1. Okuma Bil 1,13-15;2,23-24 Mezmur 29 2. Okuma 2Kor 8,7.9.13-15 İncil Mk 5,21-43

Papa’nın bağış programına katılma günü!

 

“Hükümdarlığın gelsin”. Böyle dua ettiğimizde Baba’ya İsa’yı, yani Onun dünyaya yolladığı ve tüm gücü, tüm sevgi gücünü verdiği insanı, arzuladığımızı söylüyoruz. İsa geldi, dünyaya hükmetmeye başladı, çok kişi de Onu kral gibi kabul etti. Kim onu kral olarak kabul ediyorsa, kendi kralı olarak kabul eder, başkalarının kralı olarak değil! İsa bu gerçeği Pilatus’a da anlatmaya çalıştı, ancak Pilatus sadece Yahudilerin onu suçladığı lakap ile ilgileniyordu. Ona şöyle dedi: “Bunu kendiliğinden mi söylüyorsun yoksa başkaları mı sana benim hakkımda konuştu?” Baba’nın Hükümdarlığı İsa’nın itaat edildiği yerdedir: yani şakirtlerin arasında, Kilisededir. Ancak şunu da görmekteyiz: Kilise dışındaki bazı kişiler İsa’ya itaat ediyor ve maalesef, bazen Kilisenin üyeleri ise itaatsizlik ediyorlar ve skandal yaratıyorlar. Bu sebepten Allah’ın Hükümdarlığının, sadece Kilise olduğunu  söyleyemeyiz. Ancak yine de, Kilisede Allah’ın Hükümdarlığının hüküm sürdüğünü ve Kilise’nin, Allah’ın Hükümdarlığının en açık ve en güvenli ifadesi olduğunu söyleyebilmek isteriz.
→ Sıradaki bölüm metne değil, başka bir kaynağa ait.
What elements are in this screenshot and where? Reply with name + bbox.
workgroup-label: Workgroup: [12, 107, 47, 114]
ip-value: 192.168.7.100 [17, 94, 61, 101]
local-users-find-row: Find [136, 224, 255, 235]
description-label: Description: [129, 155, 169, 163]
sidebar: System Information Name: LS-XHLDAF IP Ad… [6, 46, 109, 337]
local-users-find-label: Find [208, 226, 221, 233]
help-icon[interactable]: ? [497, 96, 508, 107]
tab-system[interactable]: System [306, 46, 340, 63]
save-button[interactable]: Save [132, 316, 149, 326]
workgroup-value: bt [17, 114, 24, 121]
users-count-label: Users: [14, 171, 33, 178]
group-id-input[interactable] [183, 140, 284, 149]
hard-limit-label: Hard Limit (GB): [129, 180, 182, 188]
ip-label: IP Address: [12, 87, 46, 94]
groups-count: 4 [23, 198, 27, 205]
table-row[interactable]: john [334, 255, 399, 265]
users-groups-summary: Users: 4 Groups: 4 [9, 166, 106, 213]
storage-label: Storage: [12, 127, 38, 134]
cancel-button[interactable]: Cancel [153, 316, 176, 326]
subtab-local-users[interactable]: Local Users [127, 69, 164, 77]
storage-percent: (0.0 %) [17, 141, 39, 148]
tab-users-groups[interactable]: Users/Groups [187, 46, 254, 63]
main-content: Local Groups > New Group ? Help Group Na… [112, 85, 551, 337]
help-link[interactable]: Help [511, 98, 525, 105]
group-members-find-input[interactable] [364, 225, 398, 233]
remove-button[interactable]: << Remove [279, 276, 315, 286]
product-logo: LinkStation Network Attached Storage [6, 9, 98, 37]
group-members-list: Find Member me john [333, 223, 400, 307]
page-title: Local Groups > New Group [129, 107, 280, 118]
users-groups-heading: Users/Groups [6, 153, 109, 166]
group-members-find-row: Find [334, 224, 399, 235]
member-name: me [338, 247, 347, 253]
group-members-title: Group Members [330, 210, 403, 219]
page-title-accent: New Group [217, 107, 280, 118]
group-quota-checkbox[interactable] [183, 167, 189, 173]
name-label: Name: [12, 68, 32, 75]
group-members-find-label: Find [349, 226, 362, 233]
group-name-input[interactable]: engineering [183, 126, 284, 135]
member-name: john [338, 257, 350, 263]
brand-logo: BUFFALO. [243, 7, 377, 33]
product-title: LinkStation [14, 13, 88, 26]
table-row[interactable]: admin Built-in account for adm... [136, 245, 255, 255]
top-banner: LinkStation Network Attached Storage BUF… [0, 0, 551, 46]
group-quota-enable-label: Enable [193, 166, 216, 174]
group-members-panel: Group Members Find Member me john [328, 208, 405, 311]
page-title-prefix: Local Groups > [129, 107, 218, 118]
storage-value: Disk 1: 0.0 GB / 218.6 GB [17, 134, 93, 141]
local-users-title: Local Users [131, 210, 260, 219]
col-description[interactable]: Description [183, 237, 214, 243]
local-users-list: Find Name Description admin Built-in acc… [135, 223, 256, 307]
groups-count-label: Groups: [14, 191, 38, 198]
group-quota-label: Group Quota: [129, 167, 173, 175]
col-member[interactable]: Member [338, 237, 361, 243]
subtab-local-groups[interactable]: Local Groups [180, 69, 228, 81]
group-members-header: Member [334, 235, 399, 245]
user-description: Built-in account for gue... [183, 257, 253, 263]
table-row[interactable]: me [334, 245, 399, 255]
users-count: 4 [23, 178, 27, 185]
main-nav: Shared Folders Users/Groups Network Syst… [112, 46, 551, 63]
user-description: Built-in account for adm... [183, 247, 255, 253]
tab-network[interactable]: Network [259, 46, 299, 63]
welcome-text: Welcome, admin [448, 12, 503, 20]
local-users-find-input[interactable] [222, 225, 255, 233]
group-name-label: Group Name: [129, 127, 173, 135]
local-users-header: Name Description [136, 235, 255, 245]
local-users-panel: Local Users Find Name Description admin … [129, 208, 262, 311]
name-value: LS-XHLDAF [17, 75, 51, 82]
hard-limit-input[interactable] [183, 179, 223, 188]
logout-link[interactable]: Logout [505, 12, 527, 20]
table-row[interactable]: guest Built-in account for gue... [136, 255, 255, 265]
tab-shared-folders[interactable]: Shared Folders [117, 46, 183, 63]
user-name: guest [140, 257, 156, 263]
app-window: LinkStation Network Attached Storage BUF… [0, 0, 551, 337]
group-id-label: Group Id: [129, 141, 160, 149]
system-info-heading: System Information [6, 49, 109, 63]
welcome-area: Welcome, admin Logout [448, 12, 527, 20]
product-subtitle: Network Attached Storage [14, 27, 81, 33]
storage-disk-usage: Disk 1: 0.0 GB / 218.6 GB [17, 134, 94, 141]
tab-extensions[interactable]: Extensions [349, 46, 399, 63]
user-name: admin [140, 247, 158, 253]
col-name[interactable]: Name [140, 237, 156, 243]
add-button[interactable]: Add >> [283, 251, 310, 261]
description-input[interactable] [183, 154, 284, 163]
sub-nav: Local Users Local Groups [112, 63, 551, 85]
Bu sebepten bizler İsa ile bağlı yaşamaya çalışıyoruz, çünkü üye olduğumuz Kilisenin gerçekten Allah’ın hükümdarlığı olmasını arzuluyoruz. İsa havarilerine, Onunla birlikte hüküm sürebilsinler diye, on iki taht hazırlayacağına da söz vermişti. Onunla birlikte hüküm sürmek mümkündür, ancak Onun gibi haçtan geçmek gereklidir: hükümdarlığında sağına ve soluna oturmak isteyen iki kardeşe İsa her şeyden önce kendi kupasından içmeye olacaklar mi diye sordu! Bu sebepten aziz Pavlus da şöyle yazdı: “Eğer O’nunla dayanırsak, O'nunla birlikte hükmedeceğiz” (2Tim 2,12). O halde “hükümdarlığın gelsin” derken İsa ile birlikte Golgota’ya giden yolda yürümeye, Onunla hacı taşımaya, kendimizi Baba’ya Mesih’in Bedeninin uzvu olarak sunmaya hazır olduğumuzu söylüyoruz. Babanın Hükümdarlığının tamamlanmasını ve tam gelmesini sonda göreceğiz, Onunla birlikte şanında toplanmış olacağımız zaman! O zaman tüm tanıklar ve kurtulanlarla şöyle haykıracağız: “Allah’ımızın kurtarışı, gücü, egemenliği ve Mesih’inin yetkisi şimdi gerçekleşti. Çünkü kardeşlerimizin suçlayıcısı, onları Allah’ımızın önünde gece gündüz suçlayan, aşağı atıldı”. Hükümdarlık ancak düşman güçsüz kılındığında ve kimseyi suçlayamayacağı zaman tam olarak gerçekleşecektir, çünkü hepimiz dünyanın tek kurtarıcısına bağlanmış ve emanet edilmiş olacağız.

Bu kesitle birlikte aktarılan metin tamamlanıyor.